Montag, 10. Oktober 2016

Passen "wir" da überhaupt rein? - EASD 2016

Der EASD (European Association for the Study of Diabetes) trifft sich einmal im Jahr in einer europäischen Stadt zum großen Meetup in der jeweiligen Messe, wo es dann in wissenschaftlichen Sitzungen um neuste Studienerkenntnisse geht, es Vorträge, eine Posterausstellung zu Studien und eine große Industrieausstellung gibt. Dieses Jahr fand der EASD in München statt.

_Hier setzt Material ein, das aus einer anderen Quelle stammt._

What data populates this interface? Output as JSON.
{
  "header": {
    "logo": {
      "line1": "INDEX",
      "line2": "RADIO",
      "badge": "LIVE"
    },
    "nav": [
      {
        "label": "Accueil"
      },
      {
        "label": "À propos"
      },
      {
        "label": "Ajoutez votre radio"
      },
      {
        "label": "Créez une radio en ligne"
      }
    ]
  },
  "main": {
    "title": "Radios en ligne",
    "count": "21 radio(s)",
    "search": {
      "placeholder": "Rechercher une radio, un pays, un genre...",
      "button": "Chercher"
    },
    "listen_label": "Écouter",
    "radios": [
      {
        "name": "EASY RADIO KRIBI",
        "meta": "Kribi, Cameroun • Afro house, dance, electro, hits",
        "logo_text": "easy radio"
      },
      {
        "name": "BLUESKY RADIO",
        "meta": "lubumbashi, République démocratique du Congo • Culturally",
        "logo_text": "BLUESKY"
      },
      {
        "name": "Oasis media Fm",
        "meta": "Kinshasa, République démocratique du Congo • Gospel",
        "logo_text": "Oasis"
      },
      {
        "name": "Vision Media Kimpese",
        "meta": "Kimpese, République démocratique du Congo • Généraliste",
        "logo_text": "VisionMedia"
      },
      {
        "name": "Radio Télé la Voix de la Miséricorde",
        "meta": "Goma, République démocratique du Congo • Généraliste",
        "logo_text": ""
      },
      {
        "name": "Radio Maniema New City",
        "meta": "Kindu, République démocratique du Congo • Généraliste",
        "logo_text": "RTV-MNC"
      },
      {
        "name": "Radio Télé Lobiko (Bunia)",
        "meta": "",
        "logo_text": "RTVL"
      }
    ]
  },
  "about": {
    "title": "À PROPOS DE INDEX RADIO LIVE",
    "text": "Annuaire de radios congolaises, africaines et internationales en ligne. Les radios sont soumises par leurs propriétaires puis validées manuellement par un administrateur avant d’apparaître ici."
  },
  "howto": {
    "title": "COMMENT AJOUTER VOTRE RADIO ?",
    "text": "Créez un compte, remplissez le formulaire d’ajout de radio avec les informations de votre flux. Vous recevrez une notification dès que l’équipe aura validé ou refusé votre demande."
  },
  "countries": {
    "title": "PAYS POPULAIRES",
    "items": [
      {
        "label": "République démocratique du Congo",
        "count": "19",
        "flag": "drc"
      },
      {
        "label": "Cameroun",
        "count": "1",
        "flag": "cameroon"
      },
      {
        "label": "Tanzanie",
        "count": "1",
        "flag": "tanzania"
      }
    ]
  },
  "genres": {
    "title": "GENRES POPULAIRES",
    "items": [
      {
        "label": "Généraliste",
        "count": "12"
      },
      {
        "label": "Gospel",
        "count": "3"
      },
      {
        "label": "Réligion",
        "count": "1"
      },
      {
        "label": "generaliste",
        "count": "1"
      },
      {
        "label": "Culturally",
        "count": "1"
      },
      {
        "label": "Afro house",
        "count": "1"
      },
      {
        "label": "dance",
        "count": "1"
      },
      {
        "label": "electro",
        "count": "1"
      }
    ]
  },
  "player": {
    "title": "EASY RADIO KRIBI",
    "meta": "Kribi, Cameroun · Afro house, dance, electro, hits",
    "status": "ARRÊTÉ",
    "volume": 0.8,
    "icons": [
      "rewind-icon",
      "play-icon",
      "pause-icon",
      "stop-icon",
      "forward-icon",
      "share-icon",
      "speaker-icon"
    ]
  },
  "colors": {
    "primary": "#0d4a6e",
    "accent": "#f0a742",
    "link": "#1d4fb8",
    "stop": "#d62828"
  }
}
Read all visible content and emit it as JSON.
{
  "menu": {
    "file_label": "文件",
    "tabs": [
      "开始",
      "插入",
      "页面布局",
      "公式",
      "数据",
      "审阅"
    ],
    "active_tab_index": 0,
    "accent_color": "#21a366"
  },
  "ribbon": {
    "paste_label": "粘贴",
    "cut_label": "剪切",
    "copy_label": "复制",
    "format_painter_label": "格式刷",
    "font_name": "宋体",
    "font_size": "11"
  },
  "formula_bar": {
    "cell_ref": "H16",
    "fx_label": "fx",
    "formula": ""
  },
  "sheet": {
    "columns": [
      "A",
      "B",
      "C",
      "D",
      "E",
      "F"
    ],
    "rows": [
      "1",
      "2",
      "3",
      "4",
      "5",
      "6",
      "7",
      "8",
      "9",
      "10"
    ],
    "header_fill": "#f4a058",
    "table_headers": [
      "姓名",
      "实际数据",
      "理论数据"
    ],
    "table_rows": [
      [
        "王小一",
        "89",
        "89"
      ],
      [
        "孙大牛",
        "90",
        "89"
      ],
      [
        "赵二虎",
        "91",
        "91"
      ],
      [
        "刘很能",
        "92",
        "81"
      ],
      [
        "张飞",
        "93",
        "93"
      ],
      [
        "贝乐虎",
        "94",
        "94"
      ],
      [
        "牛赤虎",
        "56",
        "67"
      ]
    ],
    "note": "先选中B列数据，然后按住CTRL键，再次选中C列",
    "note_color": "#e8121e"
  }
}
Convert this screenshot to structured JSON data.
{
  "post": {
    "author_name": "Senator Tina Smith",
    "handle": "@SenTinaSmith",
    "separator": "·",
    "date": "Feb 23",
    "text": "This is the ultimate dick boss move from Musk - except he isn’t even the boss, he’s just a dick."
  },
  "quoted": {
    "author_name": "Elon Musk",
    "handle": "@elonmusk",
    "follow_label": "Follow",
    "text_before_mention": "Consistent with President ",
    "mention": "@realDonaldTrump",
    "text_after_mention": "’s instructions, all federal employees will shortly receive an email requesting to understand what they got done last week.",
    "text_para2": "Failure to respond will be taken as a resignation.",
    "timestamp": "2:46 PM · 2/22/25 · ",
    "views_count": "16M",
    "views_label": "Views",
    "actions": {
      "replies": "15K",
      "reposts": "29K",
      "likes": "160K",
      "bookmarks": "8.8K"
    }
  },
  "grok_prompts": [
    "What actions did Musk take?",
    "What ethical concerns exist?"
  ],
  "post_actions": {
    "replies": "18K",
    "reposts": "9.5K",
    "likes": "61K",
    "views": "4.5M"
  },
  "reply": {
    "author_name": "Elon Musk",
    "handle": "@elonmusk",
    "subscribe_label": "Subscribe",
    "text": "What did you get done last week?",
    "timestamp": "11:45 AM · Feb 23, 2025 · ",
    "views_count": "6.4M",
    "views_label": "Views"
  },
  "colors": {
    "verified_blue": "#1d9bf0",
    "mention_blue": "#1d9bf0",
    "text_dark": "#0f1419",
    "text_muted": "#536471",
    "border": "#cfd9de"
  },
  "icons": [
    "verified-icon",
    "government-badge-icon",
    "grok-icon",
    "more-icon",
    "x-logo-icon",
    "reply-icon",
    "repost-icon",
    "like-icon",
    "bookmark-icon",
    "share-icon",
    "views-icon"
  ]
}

Normalerweise ist der EASD eine Veranstaltung für Fachpublikum. Glücklicherweise bekam ich trotzdem inzwischen schon zum dritten Mal die Möglichkeit, Teil des Ganzen zu werden, weil Firmen den Rahmen des EASD nutzen, um Bloggerevents oder Pressekonferenzen zu veranstalten und mich einige davon erneut dazu eingeladen haben.

Wollen die uns überhaupt?

Jedes Jahr zum EASD mache ich mir aber wieder die gleichen Gedanken: Wollen "die" "uns" Patienten überhaupt dort vor Ort haben, beim EASD? Wie schon gesagt, eigentlich ist es eine Veranstaltung nur für Fachpublikum: Ärzte, Medizinjournalisten, Pharmaindustrie, etc. Das bin ich alles nicht, und das werde ich auch nie sein, da das schlichtweg einfach nicht meinem Berufsfeld entspricht. Und ich möchte auch nicht so tun, als wäre ich das alles. Aber was mache ich dann da beim EASD, jedes Jahr wieder? Warum ist es so interessant für mich, warum sollte ich dort vor Ort sein? Wenn ich teilweise nicht mal verstehe, worum es in den Vorträgen oder wissenschaftlichen Sitzungen überhaupt geht, obwohl es mich betrifft, warum sollte ich in ein Flugzeug steigen und den EASD besuchen?

Es gibt zusätzlich zum EASD ein immer größeres, den EASD begleitendes Programm, welches Patientenvertreter, Blogger, und Verbraucher auf vielen Ebenen am Ort des Geschehens zusammenbringt. München war ein paar Tage lang eine Stadt voller Gleichgesinnter. Und ich merke: Ich muss mir keine Gedanken machen, denn es ist richtig und wichtig, dass ich hier bin!

Es ist 2016 und wir brauchen den Austausch!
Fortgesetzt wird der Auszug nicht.